The Entrepreneurial Itch

Some moments in life stick out and etch themselves into our memories more than others. Few instances are more memorable in my own past than my first trip to San Francisco. Coming from a life in the Northeast, there’s the obvious. Sunshine in the winter, awesome views from any of the numerous hills, and sweet, old school cars pumping laid-back, Cali tunes. The most memorable moment happened on my first day in the city, after being picked up by my buddy from the airport, staring out the window. I had been working as a trader in New York, already amazed he was able to leave work midday to welcome me. I’d begun learning about websites and new technology, but it didn’t hit until I looked up and recognized the giant logo on the side of the the building.zynga

I’m not a gamer, definitely not a mobile gamer, and quite honestly I have little respect for the company. But damn, it was 2011 and Farmville was huge. I knew Zynga. And there it was. Right behind those windows,”programmers” turned ideas into apps. Somehow, even after learning from the best professors in the world, knowing that Facebook was created mere miles from where I went to school, having bought and sold US debt for numerous countries, this made the whole world feel so much more malleable. I might eat lunch across from the guy who designed that logo or the woman who programmed that app.

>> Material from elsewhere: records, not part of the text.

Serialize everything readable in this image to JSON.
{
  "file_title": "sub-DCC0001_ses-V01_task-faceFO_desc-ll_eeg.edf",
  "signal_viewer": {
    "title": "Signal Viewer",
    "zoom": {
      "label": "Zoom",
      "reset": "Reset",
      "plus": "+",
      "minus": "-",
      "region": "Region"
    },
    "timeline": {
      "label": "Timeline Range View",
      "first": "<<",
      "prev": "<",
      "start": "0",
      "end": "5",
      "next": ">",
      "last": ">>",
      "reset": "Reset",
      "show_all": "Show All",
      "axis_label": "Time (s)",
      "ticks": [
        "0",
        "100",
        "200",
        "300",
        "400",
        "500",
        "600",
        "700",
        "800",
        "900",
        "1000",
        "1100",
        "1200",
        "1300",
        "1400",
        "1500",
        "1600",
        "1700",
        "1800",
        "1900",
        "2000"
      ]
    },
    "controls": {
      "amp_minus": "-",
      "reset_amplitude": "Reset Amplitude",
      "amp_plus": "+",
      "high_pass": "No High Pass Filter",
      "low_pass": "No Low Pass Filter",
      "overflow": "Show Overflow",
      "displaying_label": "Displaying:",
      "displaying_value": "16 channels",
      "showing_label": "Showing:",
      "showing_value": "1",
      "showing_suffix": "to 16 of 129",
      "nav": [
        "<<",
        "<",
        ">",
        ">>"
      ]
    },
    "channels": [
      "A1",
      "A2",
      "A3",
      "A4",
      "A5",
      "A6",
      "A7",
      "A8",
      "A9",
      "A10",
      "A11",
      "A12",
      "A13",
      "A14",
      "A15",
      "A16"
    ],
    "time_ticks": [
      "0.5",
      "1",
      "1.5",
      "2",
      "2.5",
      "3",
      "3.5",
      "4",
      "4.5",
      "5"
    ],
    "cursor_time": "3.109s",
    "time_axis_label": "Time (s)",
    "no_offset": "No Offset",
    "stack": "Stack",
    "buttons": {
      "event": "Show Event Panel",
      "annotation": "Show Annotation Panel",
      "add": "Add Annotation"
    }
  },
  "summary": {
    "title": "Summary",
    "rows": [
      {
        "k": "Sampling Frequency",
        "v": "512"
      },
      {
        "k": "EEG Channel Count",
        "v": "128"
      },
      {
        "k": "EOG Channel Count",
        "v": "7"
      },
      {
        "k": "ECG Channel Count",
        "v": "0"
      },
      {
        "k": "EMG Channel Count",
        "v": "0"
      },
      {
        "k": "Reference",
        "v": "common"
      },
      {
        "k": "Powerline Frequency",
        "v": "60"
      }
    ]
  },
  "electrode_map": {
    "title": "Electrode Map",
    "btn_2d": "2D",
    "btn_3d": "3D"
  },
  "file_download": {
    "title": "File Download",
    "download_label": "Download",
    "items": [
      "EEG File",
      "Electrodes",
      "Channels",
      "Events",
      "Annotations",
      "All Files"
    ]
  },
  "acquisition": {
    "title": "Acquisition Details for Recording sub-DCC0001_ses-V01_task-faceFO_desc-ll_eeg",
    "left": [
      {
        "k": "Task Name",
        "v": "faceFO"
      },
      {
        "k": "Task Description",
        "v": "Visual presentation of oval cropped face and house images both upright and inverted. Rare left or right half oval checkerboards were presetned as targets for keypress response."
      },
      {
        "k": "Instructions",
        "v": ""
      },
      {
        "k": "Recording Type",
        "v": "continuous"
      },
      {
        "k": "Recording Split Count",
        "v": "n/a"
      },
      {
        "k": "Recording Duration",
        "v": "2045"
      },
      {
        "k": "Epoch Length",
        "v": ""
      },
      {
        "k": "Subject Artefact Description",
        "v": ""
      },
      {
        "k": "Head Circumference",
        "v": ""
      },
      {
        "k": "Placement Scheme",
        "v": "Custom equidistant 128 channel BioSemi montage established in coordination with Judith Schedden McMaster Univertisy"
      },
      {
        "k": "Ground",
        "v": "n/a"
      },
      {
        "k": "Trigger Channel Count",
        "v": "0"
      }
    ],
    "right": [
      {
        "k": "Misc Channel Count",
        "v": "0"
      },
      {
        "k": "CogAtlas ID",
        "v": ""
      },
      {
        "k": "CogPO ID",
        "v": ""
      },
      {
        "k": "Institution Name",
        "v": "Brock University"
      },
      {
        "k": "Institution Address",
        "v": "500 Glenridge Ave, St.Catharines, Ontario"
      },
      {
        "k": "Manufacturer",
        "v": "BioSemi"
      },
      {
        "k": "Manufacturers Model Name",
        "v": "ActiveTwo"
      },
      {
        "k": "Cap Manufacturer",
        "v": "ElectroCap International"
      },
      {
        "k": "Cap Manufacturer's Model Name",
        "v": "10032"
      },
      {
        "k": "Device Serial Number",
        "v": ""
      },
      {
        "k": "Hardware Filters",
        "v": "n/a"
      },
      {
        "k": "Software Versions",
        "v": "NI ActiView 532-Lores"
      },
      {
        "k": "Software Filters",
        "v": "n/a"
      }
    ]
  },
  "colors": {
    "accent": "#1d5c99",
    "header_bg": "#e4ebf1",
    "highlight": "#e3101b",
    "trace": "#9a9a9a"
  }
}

The rest of my trip only shocked my senses more. I’d meet people who worked on products I actually used. A guy who helped design Google Chrome and another working at Facebook. I knew there were normal people at these companies but this was reality. We’d sit there chowing down on burritos, and when they grabbed their phone I couldn’t help but wonder: what’s going on over there? An email about a new design, a new product, a bug maybe? And then I met someone that had been in YCombinator, the startup program that has helped build the likes of Airbnb, Dropbox, and Stripe. Seriously? It was like meeting someone drafted to the NFL. I’d been bit by the bug, and from that moment it felt like life wouldn’t be enough without a nice, proper scratch.

More than six years later, having moved to San Francisco (and left), worked at tech companies, applied to YCombinator (and gotten rejected), seen Google from the inside, and taken my own run at starting a company, the itch still remains. But in that time, while obviously contributing to my inability to become a “successful” entrepreneur, I’ve kept my eyes wide and been impacted by countless other experiences. I’ve learned to cook, read, write, listen, and love. I’ve made new friends and experienced the awesomeness of sharing it all with old friends and family.

Society, at least the millennial, tech, succeed-at-all-costs society that I willed myself into, prioritizes putting your head down and coding/creating/networking yourself to the top. Success can be reverse engineered and enough analysis and grit can beat the odds. There’s uncertainty in the struggle, and anyone who’s truly pushed themselves toward anything doesn’t only acknowledge, but welcomes it. The dream doesn’t come in the payoff, an IPO or exit to a bigger tech company, it’s the process of getting there. As I’ve figured that out, discovering the payoff in my own life, it’s been the process of trying new things and unfolding life to my liking that really holds the dream.

At this point, my entrepreneurial itch is taking a back seat to all the other needs. I’ve got songs to learn on guitar, dishes to cook in the kitchen, and endless tales from history and fiction to consume. In ways, it feels like a cop out, putting aside the dream I had when I first looked up at that giant logo. But at times, the anxiety of not having “made it”, not having a company to call my own, forced so much else to the side. I thought the dream was money, then a business. Now, those ideas feel far too constrained. The world’s going to affect me far more than I can expect, and rather than putting up walls and keeping my head down toward a particular output, it’s my welcoming of change, having no idea how I’ll feel tomorrow and what I may want yet welcoming every bit of it, that I dream of.